Scientific classification
- Kingdom: Animalia
- Phylum: Chordata
- Class: Aves
- Order: Piciformes
- Family: Lybiidae
- Genus: Pogoniulus
- Species: P. pusillus
- Binomial name: Pogoniulus pusillus (Dumont, 1805)

= Southern red-fronted tinkerbird =

- Genus: Pogoniulus
- Species: pusillus
- Authority: (Dumont, 1805)
- Conservation status: LC

Species of bird

The southern red-fronted tinkerbird, (Pogoniulus pusillus) is a small bird in the African barbet family Lybiidae. It is found in southern Mozambique and eastern South Africa. This species was formerly regarded as conspecific with the northern red-fronted tinkerbird (Pogoniulus uropygialis).

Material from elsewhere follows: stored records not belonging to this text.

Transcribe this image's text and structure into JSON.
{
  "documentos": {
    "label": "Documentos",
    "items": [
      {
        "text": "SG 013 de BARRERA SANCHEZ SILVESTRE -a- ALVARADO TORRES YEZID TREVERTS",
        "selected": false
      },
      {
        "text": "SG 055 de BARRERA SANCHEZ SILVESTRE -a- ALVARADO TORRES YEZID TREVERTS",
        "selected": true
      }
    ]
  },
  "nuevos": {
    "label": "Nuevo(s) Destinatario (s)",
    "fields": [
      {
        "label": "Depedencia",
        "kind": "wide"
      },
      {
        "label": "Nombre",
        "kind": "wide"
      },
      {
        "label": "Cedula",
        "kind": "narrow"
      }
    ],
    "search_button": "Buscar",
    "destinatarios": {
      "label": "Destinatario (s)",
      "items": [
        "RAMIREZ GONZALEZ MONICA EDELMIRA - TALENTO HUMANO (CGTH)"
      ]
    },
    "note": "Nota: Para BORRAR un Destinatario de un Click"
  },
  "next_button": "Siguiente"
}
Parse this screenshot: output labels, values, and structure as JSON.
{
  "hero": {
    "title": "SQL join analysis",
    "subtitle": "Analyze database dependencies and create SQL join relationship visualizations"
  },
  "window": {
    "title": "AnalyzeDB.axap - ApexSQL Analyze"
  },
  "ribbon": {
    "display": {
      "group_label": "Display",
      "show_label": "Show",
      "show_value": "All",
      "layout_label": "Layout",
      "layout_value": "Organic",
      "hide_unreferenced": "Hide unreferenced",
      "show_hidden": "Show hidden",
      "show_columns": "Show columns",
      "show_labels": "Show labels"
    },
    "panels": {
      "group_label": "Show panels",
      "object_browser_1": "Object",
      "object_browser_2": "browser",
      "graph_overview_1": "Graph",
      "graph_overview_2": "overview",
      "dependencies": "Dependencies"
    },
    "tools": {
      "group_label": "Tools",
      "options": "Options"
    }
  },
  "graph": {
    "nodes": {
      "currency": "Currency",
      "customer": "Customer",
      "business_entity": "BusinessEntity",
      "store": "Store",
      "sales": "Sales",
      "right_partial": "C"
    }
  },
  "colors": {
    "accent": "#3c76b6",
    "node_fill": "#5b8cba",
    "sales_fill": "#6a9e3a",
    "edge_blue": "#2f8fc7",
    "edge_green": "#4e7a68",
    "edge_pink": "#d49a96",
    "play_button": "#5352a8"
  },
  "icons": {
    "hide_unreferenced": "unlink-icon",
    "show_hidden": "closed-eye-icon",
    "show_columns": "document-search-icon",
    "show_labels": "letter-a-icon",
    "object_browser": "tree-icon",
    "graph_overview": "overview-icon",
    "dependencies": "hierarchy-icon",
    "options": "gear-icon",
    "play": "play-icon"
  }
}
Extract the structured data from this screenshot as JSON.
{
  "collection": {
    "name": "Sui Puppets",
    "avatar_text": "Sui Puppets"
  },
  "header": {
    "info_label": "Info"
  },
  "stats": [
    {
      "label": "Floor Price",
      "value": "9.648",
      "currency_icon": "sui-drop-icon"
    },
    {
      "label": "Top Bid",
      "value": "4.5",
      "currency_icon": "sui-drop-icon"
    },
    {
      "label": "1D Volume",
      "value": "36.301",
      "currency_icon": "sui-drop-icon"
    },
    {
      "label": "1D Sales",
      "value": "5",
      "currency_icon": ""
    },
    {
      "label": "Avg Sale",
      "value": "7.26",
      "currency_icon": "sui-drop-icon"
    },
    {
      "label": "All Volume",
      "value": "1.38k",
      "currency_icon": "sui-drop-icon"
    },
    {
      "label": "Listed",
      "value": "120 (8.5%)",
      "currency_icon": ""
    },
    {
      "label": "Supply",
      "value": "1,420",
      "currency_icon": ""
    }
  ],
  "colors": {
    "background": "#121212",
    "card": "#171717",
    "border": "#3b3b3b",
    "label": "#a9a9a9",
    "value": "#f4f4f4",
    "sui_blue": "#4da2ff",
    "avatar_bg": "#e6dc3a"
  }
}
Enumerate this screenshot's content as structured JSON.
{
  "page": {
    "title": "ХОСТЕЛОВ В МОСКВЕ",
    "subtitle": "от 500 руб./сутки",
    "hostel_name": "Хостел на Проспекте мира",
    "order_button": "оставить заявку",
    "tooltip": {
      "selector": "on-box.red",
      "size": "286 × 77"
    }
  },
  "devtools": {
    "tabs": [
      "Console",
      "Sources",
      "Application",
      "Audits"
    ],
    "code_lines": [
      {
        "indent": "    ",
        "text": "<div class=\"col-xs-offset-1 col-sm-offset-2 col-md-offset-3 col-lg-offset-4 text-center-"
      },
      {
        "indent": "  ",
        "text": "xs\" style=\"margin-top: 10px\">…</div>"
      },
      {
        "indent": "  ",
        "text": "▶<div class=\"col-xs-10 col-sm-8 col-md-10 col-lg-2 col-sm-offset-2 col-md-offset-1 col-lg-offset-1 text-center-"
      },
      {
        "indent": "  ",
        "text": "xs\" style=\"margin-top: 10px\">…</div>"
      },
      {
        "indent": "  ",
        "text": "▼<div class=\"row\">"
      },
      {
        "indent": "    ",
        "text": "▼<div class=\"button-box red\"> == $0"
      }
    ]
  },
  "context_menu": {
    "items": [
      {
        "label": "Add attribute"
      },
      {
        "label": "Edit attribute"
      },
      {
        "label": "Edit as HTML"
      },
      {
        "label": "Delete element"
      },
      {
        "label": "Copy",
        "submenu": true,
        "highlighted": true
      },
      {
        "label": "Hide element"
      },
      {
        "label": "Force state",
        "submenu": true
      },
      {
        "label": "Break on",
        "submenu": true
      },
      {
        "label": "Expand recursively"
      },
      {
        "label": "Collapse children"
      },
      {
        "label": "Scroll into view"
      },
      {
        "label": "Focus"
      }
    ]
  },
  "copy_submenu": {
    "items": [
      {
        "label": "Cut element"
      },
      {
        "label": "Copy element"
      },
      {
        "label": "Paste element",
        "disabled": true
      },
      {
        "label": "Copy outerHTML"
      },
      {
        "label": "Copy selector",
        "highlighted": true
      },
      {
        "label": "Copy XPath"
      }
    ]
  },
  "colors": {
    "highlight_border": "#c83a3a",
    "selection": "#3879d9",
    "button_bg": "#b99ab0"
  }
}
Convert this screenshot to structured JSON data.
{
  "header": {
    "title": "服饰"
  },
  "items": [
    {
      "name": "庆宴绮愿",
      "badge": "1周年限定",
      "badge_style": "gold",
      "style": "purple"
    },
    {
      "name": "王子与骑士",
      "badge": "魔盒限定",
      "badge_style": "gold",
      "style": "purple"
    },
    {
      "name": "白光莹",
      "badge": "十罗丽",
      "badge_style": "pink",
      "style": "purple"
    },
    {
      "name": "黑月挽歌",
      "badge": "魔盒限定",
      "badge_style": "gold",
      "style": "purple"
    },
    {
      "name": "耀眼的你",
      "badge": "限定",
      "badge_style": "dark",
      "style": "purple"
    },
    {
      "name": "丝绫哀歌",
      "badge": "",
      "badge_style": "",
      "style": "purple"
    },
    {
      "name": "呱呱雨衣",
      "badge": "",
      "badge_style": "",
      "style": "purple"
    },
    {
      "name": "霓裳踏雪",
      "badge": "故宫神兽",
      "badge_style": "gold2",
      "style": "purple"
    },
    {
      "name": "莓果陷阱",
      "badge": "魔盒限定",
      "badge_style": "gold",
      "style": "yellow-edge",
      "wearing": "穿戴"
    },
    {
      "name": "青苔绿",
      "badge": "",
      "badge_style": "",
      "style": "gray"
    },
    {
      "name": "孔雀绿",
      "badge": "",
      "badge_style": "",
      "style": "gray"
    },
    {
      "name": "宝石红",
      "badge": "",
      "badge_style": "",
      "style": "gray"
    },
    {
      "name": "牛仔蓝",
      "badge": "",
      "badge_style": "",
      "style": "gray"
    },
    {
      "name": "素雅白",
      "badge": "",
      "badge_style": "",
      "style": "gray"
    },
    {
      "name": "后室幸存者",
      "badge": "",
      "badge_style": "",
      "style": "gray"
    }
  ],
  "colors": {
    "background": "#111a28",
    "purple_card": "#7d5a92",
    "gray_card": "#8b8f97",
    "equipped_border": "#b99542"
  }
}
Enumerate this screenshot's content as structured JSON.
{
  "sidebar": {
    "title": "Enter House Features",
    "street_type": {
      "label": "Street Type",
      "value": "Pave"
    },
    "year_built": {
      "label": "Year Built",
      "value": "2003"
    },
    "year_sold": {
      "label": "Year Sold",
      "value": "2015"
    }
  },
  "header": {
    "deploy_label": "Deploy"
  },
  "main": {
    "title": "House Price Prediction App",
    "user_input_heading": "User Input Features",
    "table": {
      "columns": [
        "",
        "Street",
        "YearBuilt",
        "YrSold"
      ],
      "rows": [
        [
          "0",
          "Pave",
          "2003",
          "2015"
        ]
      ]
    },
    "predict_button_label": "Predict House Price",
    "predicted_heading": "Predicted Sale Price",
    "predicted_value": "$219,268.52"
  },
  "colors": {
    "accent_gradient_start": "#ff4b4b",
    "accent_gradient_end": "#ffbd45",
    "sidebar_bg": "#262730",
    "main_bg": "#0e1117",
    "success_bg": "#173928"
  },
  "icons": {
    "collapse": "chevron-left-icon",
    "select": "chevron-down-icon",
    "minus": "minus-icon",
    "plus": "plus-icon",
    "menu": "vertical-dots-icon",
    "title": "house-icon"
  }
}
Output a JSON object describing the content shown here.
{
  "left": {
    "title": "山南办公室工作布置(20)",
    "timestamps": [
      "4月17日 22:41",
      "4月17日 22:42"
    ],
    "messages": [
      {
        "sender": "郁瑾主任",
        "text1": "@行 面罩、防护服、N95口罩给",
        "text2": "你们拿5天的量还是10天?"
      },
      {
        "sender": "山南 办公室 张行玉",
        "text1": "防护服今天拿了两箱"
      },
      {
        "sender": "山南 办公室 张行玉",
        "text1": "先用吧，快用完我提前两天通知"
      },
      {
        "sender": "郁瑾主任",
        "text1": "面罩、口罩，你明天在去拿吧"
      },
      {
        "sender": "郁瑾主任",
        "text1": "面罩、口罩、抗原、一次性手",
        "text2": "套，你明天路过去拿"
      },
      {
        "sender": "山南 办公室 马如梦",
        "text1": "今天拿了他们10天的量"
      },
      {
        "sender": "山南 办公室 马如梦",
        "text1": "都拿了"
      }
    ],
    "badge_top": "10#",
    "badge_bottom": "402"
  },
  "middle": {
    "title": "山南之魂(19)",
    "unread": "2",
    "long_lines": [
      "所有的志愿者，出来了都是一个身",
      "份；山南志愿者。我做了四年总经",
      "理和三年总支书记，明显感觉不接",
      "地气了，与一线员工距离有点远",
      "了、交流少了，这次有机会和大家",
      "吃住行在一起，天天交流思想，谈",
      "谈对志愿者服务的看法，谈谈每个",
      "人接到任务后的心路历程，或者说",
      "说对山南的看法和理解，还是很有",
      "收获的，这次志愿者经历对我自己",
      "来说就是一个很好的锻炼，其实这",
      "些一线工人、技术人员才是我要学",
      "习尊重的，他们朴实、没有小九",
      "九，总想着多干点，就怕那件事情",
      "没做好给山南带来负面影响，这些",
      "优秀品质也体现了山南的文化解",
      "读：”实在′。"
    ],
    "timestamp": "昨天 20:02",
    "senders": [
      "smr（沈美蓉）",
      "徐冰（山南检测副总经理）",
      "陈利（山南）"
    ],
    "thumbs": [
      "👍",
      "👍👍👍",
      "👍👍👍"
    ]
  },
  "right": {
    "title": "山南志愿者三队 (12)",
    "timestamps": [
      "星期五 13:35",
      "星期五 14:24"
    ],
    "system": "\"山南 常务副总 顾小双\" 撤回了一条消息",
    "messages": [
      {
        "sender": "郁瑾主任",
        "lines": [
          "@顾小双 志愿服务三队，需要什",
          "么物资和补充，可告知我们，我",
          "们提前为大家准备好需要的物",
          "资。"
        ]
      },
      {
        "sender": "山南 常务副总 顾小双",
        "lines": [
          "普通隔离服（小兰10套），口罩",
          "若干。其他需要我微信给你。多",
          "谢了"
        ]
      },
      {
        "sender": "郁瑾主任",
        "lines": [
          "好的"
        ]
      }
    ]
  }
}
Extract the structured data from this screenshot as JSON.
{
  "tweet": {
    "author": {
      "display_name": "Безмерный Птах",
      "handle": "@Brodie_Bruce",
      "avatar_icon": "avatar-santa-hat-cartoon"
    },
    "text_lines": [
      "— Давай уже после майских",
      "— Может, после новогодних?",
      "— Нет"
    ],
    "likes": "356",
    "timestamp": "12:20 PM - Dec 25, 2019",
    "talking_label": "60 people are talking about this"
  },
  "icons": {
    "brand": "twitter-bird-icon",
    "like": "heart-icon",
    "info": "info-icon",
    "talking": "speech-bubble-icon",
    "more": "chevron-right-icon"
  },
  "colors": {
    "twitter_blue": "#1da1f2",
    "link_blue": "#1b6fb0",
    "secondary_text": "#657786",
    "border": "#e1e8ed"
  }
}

The southern red-fronted tinkerbird is associated with juniper forest and scrub. It nests in a tree hole and lays two or three eggs. It eats berries and fruit, particularly mistletoe, but also takes insects as it forages in deep cover.

==Description==
The southern red-fronted tinkerbird is 9–10.5 cm in length. It is a plump bird, with a short neck, large head, and short tail. The adult has black upper parts heavily streaked with yellow and white, and a golden wing patch. Its head has a strong black and white pattern, with a red forecrown spot. Its underparts and rump are lemon yellow. Sexes are similar in appearance, but young birds lack the red forehead.

This species is distinguished from the yellow-fronted tinkerbird by the colour of the forehead spot, the golden wing patch, and its overall darker appearance. It is often confused with the red-fronted barbet, but it is significantly smaller than that species, has a black moustache and a less robust bill, and lacks a broad yellow superciliary stripe.

At about 101 repetitions per minute, the red-fronted tinkerbird's call is a fast tink-tink-tink-tink, very similar to that of the yellow-fronted tinkerbird. Many barbets perch prominently, but unlike their larger relatives, the smaller tinkerbirds sing from cover and are more frequently heard than seen.